Yes, you are right. This is a strong argument against my case and I
don't have much to say. Emulating this in sympy seems useful
nonetheless.

>>
>> Two examples how this is useful:
>>
>> - It permits the user to create AST with sympy expression that may not
>> make sense for sympy, but that make sense in the formalism that the
>> user implements. At the moment this is not always possible as sympy is
>> rather draconian about raising errors and demanding that everything is
>> Expr (not Basic).
>
> That's not really true. You can create '1 + Add(FiniteSet(1, 2), And(x,
> y))', you just can't print it.
>>
>> - The symbolic nsolve I was talking about. If there are too many free
>> symbols nsolve can not change and thus it returns symbolic unevaluated
>> version of itself. Obviously the parallels with Mathematica are flawed
>> as this is a feature of the language that Python does not support and
>> that we are only emulating.
>
> The problem with this is that nsolve is, by definition, supposed to
> return a numeric result. A Python function is obviously not a numeric
> value and getting one where the other was expected will surely crash the
> program using it, possibly at an arbitrary distance from the nsolve()
> call. What you want can easily be achieved using standard Python
> constructs, like functools.partials or a lambda expression, e.g.
> lambda a0: nsolve((tan(a*x) - 1).subs(a, a0), x, 1).

It is a bit cumbersome and (much more importantly) it does not permit
stuff like Intergate(the_lambda_you_defined). Maybe lambdas should be
sympified into implemented_functions. Or maybe into Lambdas and we
should merge implemented_function into Lambda.

>
> BTW, calling this a "symbolic nsolve" is confusing, because it's not
> symbolic in the sympy sense (where, basically, "a symbolic object" means
> "an instance of Basic").
>

It returns an instance of Basic (an implemented_function called on the
free variable). That is why I called it a symbolic nsolve.

>> >>> * 1 + Function('f') can't work anyway, because Function('f') is a
>> >>> class, not a sympy object.
>> >> This is a second time that you mention this argument. I have some
>> >> questions about it.
>> >>
>> >> Actually Lambda has the same semantics as Function and it works
>> >> perfectly with this (just because it subclasses Expr). I have some
>> >> open questions about this on our recent discussion on the mailing list
>> >> "why is Lambda not subclassing Applications".
>> >
>> > Does this also apply to 1 + sin?  Personally I think we should change
>> > how Function('f') works, if just for issue 1198.
>> >
>> It should apply but it does not because you can not write 1+sin
>> because Add accepts only Expr. Ether Add should be less picky or sin
>> (ugh... Function?) should subclass Expr.
>
> Function (and therefore sin) does subclass Expr. When you have f =
> Function('f'), then f is a subclass of Function and it is not an
> instance of it, while f(x) is an instance of f and therefore of Function
> and of Expr. In other words, "f = Function('f')" is nearly equivalent to
> "class f(Function): pass".

f = Function('f') being a subclass of Functions and not an instance
seems like plenty of black magic to me.

>>
>> Also here we have much black magic and jumping through circles during
>> the creation of sin(x) with what I consider an excessive use of
>> metaclasses. However I may be very very wrong on this one (more than
>> usual ;)
>
> Huh? Metaclasses aren't involved in the instantiation of sin(x). The
> only real indirection is that the parent class, Application, calls
> sin.eval().

The metaclass of Application is FunctionClass (which does what?).

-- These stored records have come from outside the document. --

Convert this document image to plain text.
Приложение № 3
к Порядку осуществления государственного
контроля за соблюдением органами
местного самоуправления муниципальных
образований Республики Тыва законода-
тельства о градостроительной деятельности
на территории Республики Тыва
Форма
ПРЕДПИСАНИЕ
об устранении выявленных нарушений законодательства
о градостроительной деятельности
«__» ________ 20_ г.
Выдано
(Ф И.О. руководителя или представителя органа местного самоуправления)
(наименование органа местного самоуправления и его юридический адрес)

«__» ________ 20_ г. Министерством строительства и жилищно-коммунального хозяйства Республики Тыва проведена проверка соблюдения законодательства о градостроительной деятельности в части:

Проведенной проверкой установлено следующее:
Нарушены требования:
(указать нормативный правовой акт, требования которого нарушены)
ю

Overall this part of the core seems excessively complicated without
need (again, I am probably missing many details, so correct me). Why
can't functions be something simple like (like Lambda actually):

```
class Funtion(Expr):
    def __init__(self, name):
       ...
    def __call__(self, *args): # this is overridden by stuff like sin
         return AppliedFunction(self.name, *args)
```

Obviously the mpmath magic should be added but this is tangential.

Basically, why is `f` a class and not a Basic or Expr? What is the use
of BasicMeta?

Why is there at the same time implemented_function with _imp_, Lambda,
and Function/Application/FunctionClass?